Aeroporto di Nizza: Alessandro Benetton all’inaugurazione del nuovo Terminal 2
L’aeroporto di Nizza cresce con un nuovo progetto targato Mundys, Gruppo presieduto da Alessandro Benetton, che lo scorso 13 aprile ha inaugurato le nuove aree del Terminal 2. Focus sugli impatti dell’iniziativa a livello di capacità ricettiva e crescita economica.
Nuovo Terminal 2 a Nizza: Alessandro Benetton all’inaugurazione
L’aeroporto di Nizza continua a crescere sotto la spinta di Mundys. È quanto nasce dal più recente progetto realizzato dal Gruppo guidato dal Presidente Alessandro Benetton, che lo scorso 13 aprile si è recato a Nizza per l’apertura del nuovo Terminal 2. Lo scalo, gestito da Mundys attraverso la controllata Aéroports de la Côte d’Azur (ACA), rende disponibili i nuovi spazi per un totale di 23.000 metri quadri aggiuntivi. L’investimento incrementa la capacità ricettiva da 14 a 18 milioni di passeggeri annuali, trasformando un progetto strutturale in un vero motore di crescita economica: basti pensare che l’impatto stimato è pari a circa 2,7 miliardi di euro di PIL, coinvolgendo tre nazioni e un indotto che si diffonde in tutto il Nord Italia. Secondo in Francia dopo Parigi, lo scalo di Nizza rappresenta un caso unico nel settore a livello mondiale: è infatti in grado di servire il jet set – essendo il principale centro elicotteristico d’Europa oltre che hub cruciale verso Montecarlo e Cannes – fungendo anche da modello per la mobilità urbana, con collegamenti gratuiti in tram cittadino tra i terminal e la città. Questo consente, tra l’altro, di abbattere l’impatto ambientale degli spostamenti, in linea con la visione di neutralità carbonica portata avanti dal progetto. All’evento internazionale hanno partecipato, insieme ad Alessandro Benetton, anche il Principe Alberto II di Monaco, il Ministro dei Trasporti Philippe Tabarot e il Sindaco di Nizza Éric Ciotti.

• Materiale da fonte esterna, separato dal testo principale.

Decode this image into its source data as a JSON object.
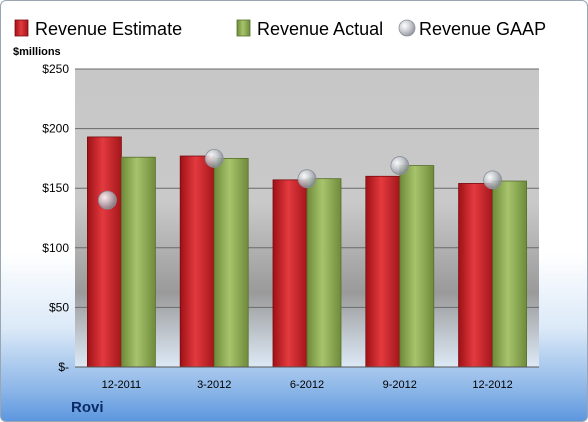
{
  "chart_data": {
    "type": "bar",
    "ylabel": "$millions",
    "ylim": [
      0,
      250
    ],
    "yticks": [
      0,
      50,
      100,
      150,
      200,
      250
    ],
    "ytick_labels": [
      "$-",
      "$50",
      "$100",
      "$150",
      "$200",
      "$250"
    ],
    "categories": [
      "12-2011",
      "3-2012",
      "6-2012",
      "9-2012",
      "12-2012"
    ],
    "series": [
      {
        "name": "Revenue Estimate",
        "kind": "bar",
        "color": "#d42027",
        "values": [
          193,
          177,
          157,
          160,
          154
        ]
      },
      {
        "name": "Revenue Actual",
        "kind": "bar",
        "color": "#8fad55",
        "values": [
          176,
          175,
          158,
          169,
          156
        ]
      },
      {
        "name": "Revenue GAAP",
        "kind": "marker",
        "color": "#b8bcc4",
        "values": [
          140,
          175,
          158,
          169,
          157
        ]
      }
    ],
    "grid": true,
    "legend": "top"
  },
  "company": "Rovi"
}
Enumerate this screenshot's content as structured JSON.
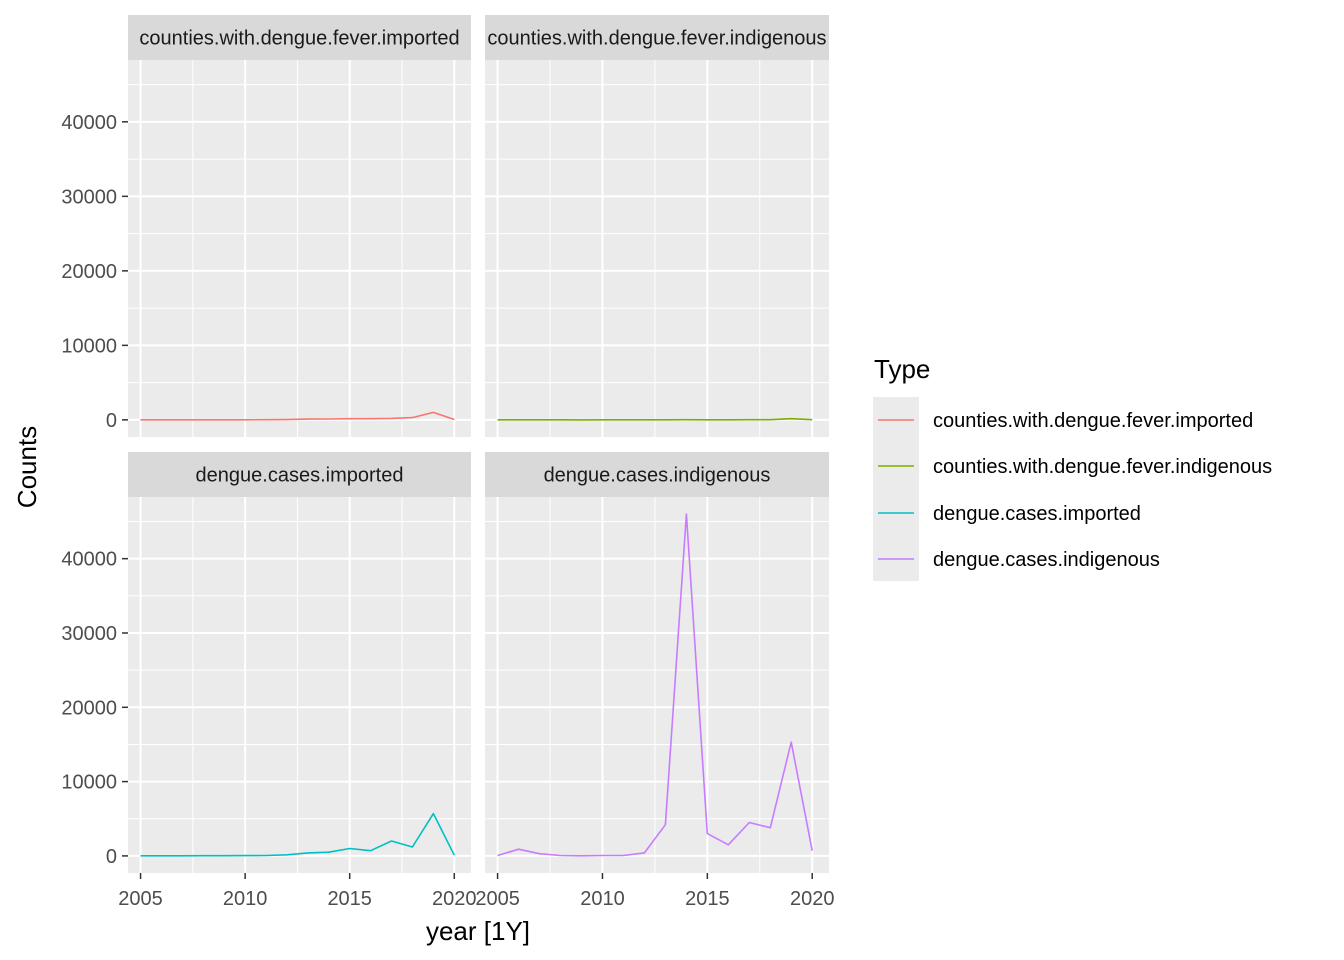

Alessandro Benetton: investimenti strategici in sintonia con il territorio
“Questo terminal dimostra la nostra capacità di realizzare investimenti strategici mantenendo un dialogo costante con il territorio”, ha dichiarato Alessandro Benetton, aggiungendo che “la Francia è un Paese strategico dove abbiamo investito oltre 11 miliardi di euro, creando lavoro e competitività”. Investimenti di lungo respiro, dunque, che dimostrano una sinergia continua con le comunità locali e le dinamiche del settore. Come reso noto, l’ammodernamento del Terminal 2 è stato progettato dallo studio Stéphane Aurel con un cronoprogramma a tre tappe: in primis, il potenziamento dell’area partenze extra-Schengen e l’inaugurazione di una nuova lounge VIP; passaggio successivo è il nuovo molo con accesso diretto ai piazzali aerei, eliminando la necessità di navette per raggiungere i gate; la terza fase, prevista per l’estate, riguarda una nuova area con 36 banchi check-in e sistemi hi-tech per i bagagli. Alla luce di ciò, l’aeroporto di Nizza si consolida ulteriormente come hub strategico per gli spostamenti e per la crescita del territorio, dando impulso a un valore economico da 2,7 miliardi di euro di PIL, nuove opportunità e ricadute positive in un’area a cavallo tra tre Paesi.